Le travail a toutefois continué jusqu’en soirée. Des îlots de tables étaient répartis dans l’une des immenses salles du centre des congrès, autour d’une plateforme surélevée où s’activaient des responsables. Certains travailleurs étaient très actifs alors que d’autres sommeillaient, faute de tâche. De temps en temps, un drapeau rouge s’élevait au-dessus des têtes : un bulletin posait problème et demandait l’intervention d’un officiel. Dans un coin de la salle, une nuée de journalistes filmaient les calmes entrailles de la démocratie américaine.

« Comptez tous les votes ! »

À l’extérieur, toutefois, la tension continuait à être vive.

Paul McGee s’était collé une affiche « Fraude électorale : la honte de Detroit » sur le torse avant d’aller poser devant les photographes de presse. L’homme avait observé le dépouillement mardi soir et « tout semblait correct », mais les rumeurs qui sont venues à ses oreilles mercredi ne l’étonnent pas. « Les démocrates sont le mal absolu », a-t-il expliqué alors qu’il tentait d’entrer dans la salle de dépouillement. « J’ai écouté 700 ou 800 heures de vidéos sur YouTube, c’est là que se trouve la vérité. »

Chris Steffes, étudiant en médecine, soulignait que sa présence prouvait que les pro-Trump n’étaient pas « qu’une bande d’idiots sans instruction ». « Je doute que le décompte soit correct », a-t-il dit, en montrant un message d’un groupe Facebook qui l’incitait à se « rendre dès maintenant » au centre des congrès.

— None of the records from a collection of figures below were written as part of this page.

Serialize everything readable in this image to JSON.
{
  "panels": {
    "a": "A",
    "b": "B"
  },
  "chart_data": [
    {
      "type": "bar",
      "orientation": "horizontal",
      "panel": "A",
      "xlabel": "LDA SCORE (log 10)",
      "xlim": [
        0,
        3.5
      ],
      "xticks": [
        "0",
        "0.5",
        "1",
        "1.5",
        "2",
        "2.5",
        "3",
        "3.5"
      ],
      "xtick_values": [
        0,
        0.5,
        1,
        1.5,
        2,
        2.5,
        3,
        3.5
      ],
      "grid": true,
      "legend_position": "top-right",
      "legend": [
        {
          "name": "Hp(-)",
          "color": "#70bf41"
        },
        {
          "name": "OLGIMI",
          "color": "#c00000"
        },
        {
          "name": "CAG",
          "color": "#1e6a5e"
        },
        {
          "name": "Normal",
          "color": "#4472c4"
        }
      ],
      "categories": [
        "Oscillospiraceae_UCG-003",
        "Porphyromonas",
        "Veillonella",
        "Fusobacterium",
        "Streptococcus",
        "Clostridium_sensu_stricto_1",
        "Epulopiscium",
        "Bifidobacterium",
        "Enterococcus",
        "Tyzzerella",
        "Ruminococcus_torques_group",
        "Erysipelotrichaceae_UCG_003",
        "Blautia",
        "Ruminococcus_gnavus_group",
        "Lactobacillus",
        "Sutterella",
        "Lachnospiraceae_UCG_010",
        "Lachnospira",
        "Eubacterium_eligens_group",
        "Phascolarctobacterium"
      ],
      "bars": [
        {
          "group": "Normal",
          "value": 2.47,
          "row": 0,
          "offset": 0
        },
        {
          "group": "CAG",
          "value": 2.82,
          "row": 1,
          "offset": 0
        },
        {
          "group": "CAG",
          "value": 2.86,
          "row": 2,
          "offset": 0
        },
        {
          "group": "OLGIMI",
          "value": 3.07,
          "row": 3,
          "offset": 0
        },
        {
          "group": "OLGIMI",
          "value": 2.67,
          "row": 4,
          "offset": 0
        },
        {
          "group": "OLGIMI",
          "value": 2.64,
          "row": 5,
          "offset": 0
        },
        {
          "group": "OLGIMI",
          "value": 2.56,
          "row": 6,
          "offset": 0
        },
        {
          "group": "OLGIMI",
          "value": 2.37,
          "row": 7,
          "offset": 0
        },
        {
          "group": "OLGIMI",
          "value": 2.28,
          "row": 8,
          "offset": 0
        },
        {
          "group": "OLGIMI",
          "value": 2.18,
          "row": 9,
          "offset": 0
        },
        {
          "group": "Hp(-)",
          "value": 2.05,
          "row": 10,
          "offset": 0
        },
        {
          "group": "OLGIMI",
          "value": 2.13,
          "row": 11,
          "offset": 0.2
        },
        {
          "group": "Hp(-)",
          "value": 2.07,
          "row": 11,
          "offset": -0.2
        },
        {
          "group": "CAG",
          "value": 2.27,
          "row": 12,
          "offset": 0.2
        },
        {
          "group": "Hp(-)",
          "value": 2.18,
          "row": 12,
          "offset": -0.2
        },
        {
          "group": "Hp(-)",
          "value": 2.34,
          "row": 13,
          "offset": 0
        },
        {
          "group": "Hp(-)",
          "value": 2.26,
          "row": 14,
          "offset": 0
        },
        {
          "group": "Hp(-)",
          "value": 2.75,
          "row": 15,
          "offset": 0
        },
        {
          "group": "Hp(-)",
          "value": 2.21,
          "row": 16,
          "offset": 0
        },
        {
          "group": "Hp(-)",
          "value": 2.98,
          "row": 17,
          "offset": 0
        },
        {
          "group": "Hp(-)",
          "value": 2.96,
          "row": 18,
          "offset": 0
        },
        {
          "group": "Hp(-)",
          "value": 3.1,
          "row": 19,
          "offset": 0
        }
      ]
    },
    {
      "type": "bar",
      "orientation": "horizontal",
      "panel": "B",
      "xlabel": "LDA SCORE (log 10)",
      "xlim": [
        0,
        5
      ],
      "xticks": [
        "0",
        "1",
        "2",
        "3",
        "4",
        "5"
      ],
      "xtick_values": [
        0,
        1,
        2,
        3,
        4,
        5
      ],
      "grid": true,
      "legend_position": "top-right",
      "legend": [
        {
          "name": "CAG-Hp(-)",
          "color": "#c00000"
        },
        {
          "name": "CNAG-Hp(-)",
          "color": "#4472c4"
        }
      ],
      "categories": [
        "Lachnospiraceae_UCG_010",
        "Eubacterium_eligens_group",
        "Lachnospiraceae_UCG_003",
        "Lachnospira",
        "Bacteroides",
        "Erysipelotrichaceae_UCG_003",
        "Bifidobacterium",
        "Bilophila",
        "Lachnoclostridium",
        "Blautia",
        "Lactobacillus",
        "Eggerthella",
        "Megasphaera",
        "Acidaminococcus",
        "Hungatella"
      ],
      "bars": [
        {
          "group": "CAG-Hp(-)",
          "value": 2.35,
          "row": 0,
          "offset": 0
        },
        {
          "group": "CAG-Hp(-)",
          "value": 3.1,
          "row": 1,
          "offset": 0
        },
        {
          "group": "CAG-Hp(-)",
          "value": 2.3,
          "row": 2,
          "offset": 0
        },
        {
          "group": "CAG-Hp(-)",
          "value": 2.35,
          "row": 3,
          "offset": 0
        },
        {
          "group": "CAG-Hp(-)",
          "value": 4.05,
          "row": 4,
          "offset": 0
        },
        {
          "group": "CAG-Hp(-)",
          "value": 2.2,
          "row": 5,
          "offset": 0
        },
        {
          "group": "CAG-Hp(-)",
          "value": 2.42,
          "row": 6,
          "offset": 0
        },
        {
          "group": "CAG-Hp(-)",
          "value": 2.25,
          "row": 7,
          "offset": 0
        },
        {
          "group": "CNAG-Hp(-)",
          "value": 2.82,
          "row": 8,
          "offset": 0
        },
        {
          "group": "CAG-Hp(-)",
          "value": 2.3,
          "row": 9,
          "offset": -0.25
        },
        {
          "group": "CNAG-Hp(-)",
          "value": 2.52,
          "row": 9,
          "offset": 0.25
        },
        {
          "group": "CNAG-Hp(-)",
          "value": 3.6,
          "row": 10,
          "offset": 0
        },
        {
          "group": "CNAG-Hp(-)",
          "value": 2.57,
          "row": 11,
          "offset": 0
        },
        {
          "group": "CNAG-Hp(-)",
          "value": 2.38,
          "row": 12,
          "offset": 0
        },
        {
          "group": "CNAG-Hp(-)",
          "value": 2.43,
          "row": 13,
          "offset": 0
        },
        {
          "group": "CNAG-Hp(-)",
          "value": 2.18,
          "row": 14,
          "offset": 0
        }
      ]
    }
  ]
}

Face aux manifestants pro-Trump, des démocrates et des militants de gauche criaient eux aussi leur slogan : « Comptez tous les votes ! »

« La situation est ridicule : nous avons des gens de l’extérieur de la ville qui tentent de nous dire comment compter les votes de Detroit », a déploré Terry Campbell, qui craignait que les manifestants causent « de la confusion » dans le comptage s’ils réussissaient à entrer. « Mon bureau est à deux coins de rue. J’ai vu ce qui était en train de se passer, alors je suis venu pour souligner que chaque vote mérite d’être compté. »

Le Michigan fait partie du « Blue Wall », ces États traditionnellement démocrates qui ont partiellement basculé du côté républicain en 2016, fournissant la victoire à Donald Trump.